Он покачал головой, и губы его скривились в странной усмешке. Это действительно была кривая усмешка, так как он улыбался только левой стороной лица, в то время как мускулы правой оставались неподвижными.
— Это была последняя забава Волка, — сказал он. — Я парализован и никогда не смогу ходить… О, только та сторона, — добавил он, как будто угадывая мой подозрительный взгляд, который я бросил на его левую ногу, шевелившуюся под одеялом.
— Это случилось не вовремя, — продолжал он. — Я хотел сначала покончить с вами, Горб, и думал, что на это у меня хватит сил.
— Но зачем? — спросил я, охваченный ужасом и любопытством. Опять кривая улыбка исказила его строгие губы.
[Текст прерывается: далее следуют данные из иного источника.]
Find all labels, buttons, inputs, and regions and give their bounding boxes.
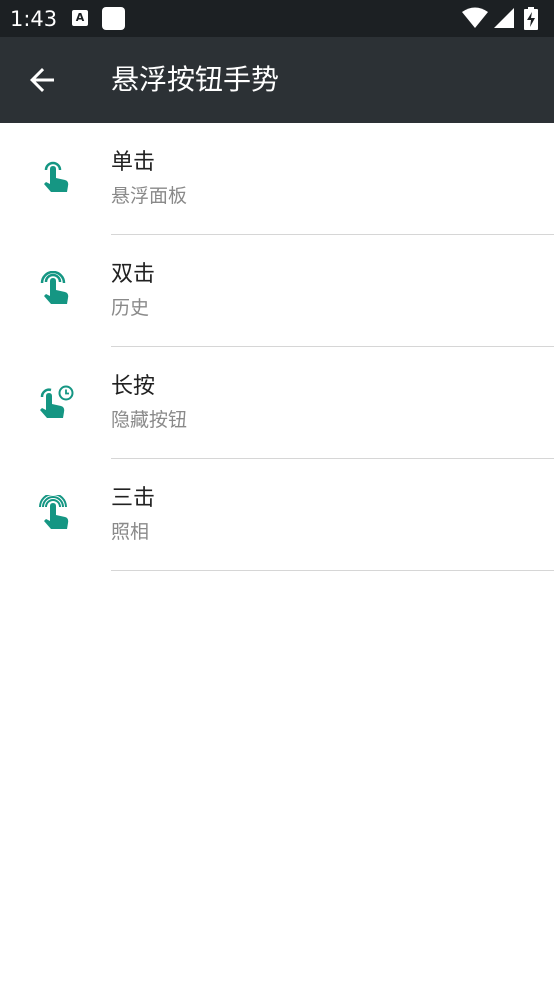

— О, лишь для того, чтобы жить, чтобы действовать, до конца чувствовать себя бóльшим куском закваски и сожрать вас! Но умереть так…
Он пожал плечами или, вернее, одним плечом. Подобно улыбке, это движение тоже вышло кривым.
— Но чем вы объясняете это? — спросил я. — Где источник вашей болезни?
— Мозг, — тотчас ответил он. — Этим я обязан проклятым головным болям.
— Это были лишь симптомы, — заметил я.
Он кивнул головой.
— Я не могу понять, в чем дело. Я никогда в жизни не болел. Но с моим мозгом произошло что-то неладное. Рак или какая-то другая опухоль пожирает и разрушает его. Она поражает мои нервные центры, поражает их шаг за шагом. Я уже не вижу, слух и осязание покидают меня; если так пойдет и дальше, я скоро перестану говорить. И таким я буду лежать здесь, беспомощный, но все же живой.
— Когда вы говорите, что вы здесь, вы как будто говорите о своей душе, — заметил я.
— Чепуха! — возразил он. — Это просто показывает, что мои высшие мозговые центры еще не затронуты болезнью. Я не утратил памяти, могу мыслить и рассуждать. Когда кончится и это, меня не станет. Душа!
Он язвительно рассмеялся, потом повернул голову налево, показывая этим, что не желает больше разговаривать.
Мы с Мод снова принялись за работу, подавленные его страшной участью. Это казалось нам возмездием за его жестокости. Нас охватило глубоко торжественное настроение, и мы говорили между собой шепотом.
— Вы могли бы снять наручники, — сказал в этот вечер Вольф Ларсен, когда мы навестили его. — Теперь это не опасно, я паралитик. Мне остается только ждать пролежней.
Он улыбнулся своей кривой улыбкой, и Мод в ужасе отвернулась.
— Вы знаете, что у вас кривая улыбка? — спросил я, зная, что Мод придется ухаживать за ним, и желая избавить ее от неприятного зрелища.
— Тогда я больше не буду улыбаться, — спокойно ответил он. — Это меня не удивляет. Правая щека уже с утра онемела.
— Значит, у меня кривая улыбка? — продолжил он. — Ну, что же! Считайте, что я улыбаюсь внутренне, душой, если хотите. Вообразите, что я и сейчас улыбаюсь.
Несколько минут он лежал спокойно, забавляясь своей странной выдумкой.
Характер его не изменился. Перед нами был все тот же неукротимый, ужасный Вольф Ларсен, но заключенный в жалкую оболочку, некогда столь великолепную. Действовать он не мог, ему оставалось только существовать. Дух его был по-прежнему жив, но тело безнадежно мертво.